The World Cancer Research Fund (WCRF) has just released a report on female breast cancer survivors.  It is part of a larger project analysing global research on the way diet, nutrition, physical activity and weight affect cancer risk and survival.
WCRF says the latest report is the most rigorous, systematic, global analysis of the scientific research currently available on breast cancer survivors, and how certain lifestyle factors affect a person’s chances of surviving after developing the disease.
The report concluded that, because of limitations in either the design or execution of much existing research, the evidence is not strong enough to make specific recommendations for breast cancer survivors. However, it says there are indications of links between better survival after breast cancer and:
- a healthy body weight before and after diagnosis
- being physically active before and after diagnosis
- eating foods containing fibre before and after diagnosis
- eating foods containing soy after diagnosis
- a lower intake of total fat and, in particular, saturated fat.
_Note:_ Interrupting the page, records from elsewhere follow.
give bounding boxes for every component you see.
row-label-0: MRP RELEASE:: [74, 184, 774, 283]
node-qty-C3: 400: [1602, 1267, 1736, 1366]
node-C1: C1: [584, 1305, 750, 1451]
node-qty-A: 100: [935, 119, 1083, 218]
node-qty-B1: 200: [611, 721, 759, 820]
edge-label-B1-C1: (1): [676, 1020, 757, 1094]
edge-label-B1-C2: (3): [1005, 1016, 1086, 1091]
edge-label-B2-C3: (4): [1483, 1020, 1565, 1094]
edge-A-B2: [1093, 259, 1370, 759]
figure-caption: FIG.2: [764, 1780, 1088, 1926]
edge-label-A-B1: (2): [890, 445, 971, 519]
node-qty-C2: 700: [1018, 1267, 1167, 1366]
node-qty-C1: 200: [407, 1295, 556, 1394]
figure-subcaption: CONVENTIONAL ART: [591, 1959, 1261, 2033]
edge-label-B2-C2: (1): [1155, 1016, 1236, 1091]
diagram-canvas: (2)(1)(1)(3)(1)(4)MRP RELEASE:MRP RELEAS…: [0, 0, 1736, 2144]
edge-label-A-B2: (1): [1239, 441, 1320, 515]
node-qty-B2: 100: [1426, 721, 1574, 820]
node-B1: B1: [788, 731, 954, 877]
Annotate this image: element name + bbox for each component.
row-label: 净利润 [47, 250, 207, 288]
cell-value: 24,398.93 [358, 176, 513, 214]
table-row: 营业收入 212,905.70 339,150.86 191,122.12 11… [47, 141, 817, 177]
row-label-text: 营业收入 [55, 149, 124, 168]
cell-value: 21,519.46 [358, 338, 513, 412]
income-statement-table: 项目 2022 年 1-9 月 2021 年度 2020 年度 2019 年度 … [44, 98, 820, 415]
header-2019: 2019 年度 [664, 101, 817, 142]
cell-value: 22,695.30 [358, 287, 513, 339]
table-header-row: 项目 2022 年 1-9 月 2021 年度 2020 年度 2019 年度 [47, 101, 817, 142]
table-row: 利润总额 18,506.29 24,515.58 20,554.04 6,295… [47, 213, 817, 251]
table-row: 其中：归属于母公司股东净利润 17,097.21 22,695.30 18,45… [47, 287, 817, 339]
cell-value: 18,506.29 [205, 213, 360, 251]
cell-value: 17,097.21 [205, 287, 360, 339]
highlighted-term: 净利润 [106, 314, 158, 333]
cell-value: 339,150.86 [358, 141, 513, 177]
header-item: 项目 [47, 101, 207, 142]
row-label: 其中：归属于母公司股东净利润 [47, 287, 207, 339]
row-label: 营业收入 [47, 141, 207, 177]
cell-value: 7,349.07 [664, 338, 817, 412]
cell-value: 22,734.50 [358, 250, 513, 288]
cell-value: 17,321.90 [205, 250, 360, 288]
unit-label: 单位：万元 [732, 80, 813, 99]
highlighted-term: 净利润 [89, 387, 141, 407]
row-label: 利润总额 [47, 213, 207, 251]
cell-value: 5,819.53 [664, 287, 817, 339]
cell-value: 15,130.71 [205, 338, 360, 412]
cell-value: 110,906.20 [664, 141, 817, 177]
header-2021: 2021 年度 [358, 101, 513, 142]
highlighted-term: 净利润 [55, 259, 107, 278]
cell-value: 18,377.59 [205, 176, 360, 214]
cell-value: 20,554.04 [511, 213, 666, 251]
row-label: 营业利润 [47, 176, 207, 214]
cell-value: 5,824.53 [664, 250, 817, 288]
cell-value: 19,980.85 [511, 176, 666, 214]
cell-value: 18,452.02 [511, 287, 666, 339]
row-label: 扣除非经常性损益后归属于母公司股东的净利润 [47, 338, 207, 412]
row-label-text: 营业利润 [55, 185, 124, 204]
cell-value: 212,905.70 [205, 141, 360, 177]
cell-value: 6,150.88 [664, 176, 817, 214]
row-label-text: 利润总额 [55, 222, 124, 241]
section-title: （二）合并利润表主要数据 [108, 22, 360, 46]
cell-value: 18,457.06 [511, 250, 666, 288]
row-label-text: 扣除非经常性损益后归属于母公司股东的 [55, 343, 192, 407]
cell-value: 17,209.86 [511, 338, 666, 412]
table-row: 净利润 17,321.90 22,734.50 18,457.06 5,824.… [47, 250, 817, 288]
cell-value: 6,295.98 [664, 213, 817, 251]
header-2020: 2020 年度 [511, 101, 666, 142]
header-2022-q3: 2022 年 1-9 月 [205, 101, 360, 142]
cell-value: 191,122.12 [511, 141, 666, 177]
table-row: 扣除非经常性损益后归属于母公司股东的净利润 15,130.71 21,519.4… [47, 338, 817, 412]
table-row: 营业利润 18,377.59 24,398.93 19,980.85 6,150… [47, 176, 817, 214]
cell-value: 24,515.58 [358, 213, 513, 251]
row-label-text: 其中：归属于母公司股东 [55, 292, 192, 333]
Because other factors may explain these links, further research is needed to investigate the reason for the associations.
Although the report did not refer to plant or animal products specifically, the recommendations appear to strongly favour a plant-based diet.
The WCRF report’s executive summary noted (p. 3):
. . . the incidence of breast cancer is rising in the developing world because of increased life expectancy, urbanisation, and the adoption of western lifestyles.
It referred to breast cancer risk factors specified by the World Health Organisation (WHO) , who have stated:
The differences in breast cancer incidence between developed and developing countries can partly be explained by dietary effects combined with later first childbirth, lower parity, and shorter breastfeeding.
Consumption of plant-based foods is referred to in WCRF’s general recommendations on cancer: 
- Be as lean as possible within the normal range of body weight.
- Be physically active as part of everyday life.
- Limit consumption of energy-dense foods and avoid sugary drinks.
- Eat mostly foods of plant origin.
- Limit intake of red meat and avoid processed meat.
- Limit alcoholic drinks.
- Limit consumption of salt and avoid mouldy cereals (grains) or pulses (legumes).
- Aim to meet nutritional needs through diet alone, without supplements.
- Mothers to breastfeed; children to be breastfed.
- Cancer survivors to follow the recommendations for cancer prevention.
It seems clear that if the chances of avoiding and/or surviving breast cancer and various other cancers are to be improved, the relatively simple measure of adopting an appropriate diet is a critically important factor.